Dari hadis di atas dapat dipahami
bahwa orang yang berfatwa dan mengajar harus berilmu pengetahuan. Termasuk
dalam hal ini adalah pendidik atau guru. Karena apabila pendidik tidak berilmu
pengetahuan, maka murid-murid yang diajarnya akan sesat. Dengan kata lain dalam
bahasa kependidikan, apabila guru tidak profesional, mengakibatkan proses
pembelajaran yang sia-sia.
2.
Pengertian Kepribadian
Pendidik/Guru
Setiap
guru mempunyai kepribadian masing-masing sesuai cirri-ciri pribadi yang mereka
miliki. Kepribadian sebenarnya adalah suatu masalah yang abstrak, hanya dapat
dilihat lewat penampilan, tindakan, ucapan, cara berpakaian, dan dalam
menghadapi setiap persoalan. Prof, Dr.Zakiah Daradjat mengatakan bahwa
kepribadian yang sesungguhnya adalah abstrak (maknawi), sukar dilihat atau
diketahui secara nyata, yang dapat diketahui adalah penampilan atau bekasnya
dalam segala segi dan aspek kehidupan.[3]

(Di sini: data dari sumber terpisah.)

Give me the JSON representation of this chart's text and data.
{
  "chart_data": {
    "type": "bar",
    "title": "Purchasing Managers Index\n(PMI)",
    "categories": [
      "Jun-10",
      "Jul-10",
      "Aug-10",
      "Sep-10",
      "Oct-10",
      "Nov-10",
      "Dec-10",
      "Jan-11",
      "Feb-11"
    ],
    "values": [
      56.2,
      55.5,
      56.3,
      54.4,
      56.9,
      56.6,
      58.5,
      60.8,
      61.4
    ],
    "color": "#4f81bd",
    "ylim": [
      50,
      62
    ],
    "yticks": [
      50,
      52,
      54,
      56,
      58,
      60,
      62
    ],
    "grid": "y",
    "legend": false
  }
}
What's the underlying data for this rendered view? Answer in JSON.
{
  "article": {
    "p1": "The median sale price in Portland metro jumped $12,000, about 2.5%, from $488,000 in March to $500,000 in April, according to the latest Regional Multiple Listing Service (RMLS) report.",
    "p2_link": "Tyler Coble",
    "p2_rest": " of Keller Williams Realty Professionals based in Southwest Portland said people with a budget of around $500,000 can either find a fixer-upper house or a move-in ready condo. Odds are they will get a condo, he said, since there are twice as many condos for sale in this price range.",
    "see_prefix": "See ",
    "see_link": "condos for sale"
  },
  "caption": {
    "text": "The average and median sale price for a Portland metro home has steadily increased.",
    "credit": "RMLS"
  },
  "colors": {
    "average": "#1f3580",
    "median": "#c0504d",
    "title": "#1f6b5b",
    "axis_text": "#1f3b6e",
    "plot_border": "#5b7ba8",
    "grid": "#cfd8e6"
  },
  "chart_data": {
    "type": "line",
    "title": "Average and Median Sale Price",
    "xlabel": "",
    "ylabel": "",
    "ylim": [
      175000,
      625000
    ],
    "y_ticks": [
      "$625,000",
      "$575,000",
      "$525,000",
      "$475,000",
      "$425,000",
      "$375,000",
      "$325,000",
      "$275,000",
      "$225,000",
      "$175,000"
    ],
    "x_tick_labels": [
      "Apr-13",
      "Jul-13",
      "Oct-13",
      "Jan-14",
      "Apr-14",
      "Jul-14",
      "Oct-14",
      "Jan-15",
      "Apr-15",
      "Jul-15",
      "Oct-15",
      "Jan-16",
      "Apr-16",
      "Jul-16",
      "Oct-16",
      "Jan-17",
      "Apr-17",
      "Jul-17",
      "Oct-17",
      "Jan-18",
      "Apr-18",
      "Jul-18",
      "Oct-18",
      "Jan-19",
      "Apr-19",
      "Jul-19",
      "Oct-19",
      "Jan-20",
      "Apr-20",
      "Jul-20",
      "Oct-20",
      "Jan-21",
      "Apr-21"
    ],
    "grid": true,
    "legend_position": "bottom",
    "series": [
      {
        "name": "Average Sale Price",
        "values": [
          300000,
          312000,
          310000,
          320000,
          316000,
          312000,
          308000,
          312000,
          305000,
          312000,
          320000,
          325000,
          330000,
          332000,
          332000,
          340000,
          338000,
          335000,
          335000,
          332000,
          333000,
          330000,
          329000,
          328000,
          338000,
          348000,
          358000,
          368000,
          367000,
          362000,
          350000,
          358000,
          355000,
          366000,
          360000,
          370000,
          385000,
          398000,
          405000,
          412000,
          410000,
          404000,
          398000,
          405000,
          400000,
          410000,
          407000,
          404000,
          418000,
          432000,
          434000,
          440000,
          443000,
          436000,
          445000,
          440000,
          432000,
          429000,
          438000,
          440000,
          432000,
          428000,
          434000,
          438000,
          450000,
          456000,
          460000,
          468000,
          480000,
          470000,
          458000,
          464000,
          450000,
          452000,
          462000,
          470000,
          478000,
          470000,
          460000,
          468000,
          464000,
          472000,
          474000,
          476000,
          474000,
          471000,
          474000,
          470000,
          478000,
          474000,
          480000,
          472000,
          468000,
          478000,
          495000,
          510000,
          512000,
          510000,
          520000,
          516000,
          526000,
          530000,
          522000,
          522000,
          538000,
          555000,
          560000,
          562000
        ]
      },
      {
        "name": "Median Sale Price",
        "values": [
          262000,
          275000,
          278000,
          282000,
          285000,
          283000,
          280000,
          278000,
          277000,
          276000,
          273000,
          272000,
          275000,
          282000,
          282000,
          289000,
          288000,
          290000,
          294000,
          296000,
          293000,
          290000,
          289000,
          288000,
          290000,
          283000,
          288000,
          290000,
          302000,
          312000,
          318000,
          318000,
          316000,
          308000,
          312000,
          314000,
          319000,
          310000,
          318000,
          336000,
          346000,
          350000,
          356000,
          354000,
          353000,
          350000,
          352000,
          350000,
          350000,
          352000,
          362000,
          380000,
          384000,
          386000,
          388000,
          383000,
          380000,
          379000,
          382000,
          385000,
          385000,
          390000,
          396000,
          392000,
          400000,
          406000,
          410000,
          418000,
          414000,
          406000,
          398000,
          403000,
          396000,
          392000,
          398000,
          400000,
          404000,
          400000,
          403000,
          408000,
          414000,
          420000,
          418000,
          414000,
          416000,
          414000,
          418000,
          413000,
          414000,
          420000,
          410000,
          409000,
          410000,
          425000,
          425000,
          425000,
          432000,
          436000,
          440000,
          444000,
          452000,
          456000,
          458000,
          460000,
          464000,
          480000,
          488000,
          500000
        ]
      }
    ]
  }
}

Kepribadian adalah keseluruhan dari
individu yang terdiri dari unsur psikis dan fisik. Dalam makna demikian,
seluruh sikap dan perbuatan seseorang merupakan suatu gambaran dari kepribadian orang itu, asal dilakukan
secara sadar.
Dalam hal ini,
kepribadian seseorang dapat dilihat dari perbuatan yang dilakukannya. Apabila
seseorang melakukan hal yang baik maka kepribadiannya dikatakan baik begitu
pula sebaliknya. Oleh karena itu, masalah keperibadian adalah
suatu hal yang sangat menentukan tinggi rendahnya kewibawaan seseorang guru
dalam pandangan anak didik atau masyarakat. Dengan kata lain, baik tidaknya
citra seseorang ditentukan oleh kepribadian. Lebih lagi bagi seorang guru,
masalah kepribadian merupakan faktor yang menentukan terhadap keberhasilan
melaksanakan tugas sebagai pendidik.
Kepribadian juga dapat diartikan
sebagai keseluruhan kualitas perilaku individu yang merupakan cirinya yang khas
dalam berinteraksi dengan lingkungannya.[4]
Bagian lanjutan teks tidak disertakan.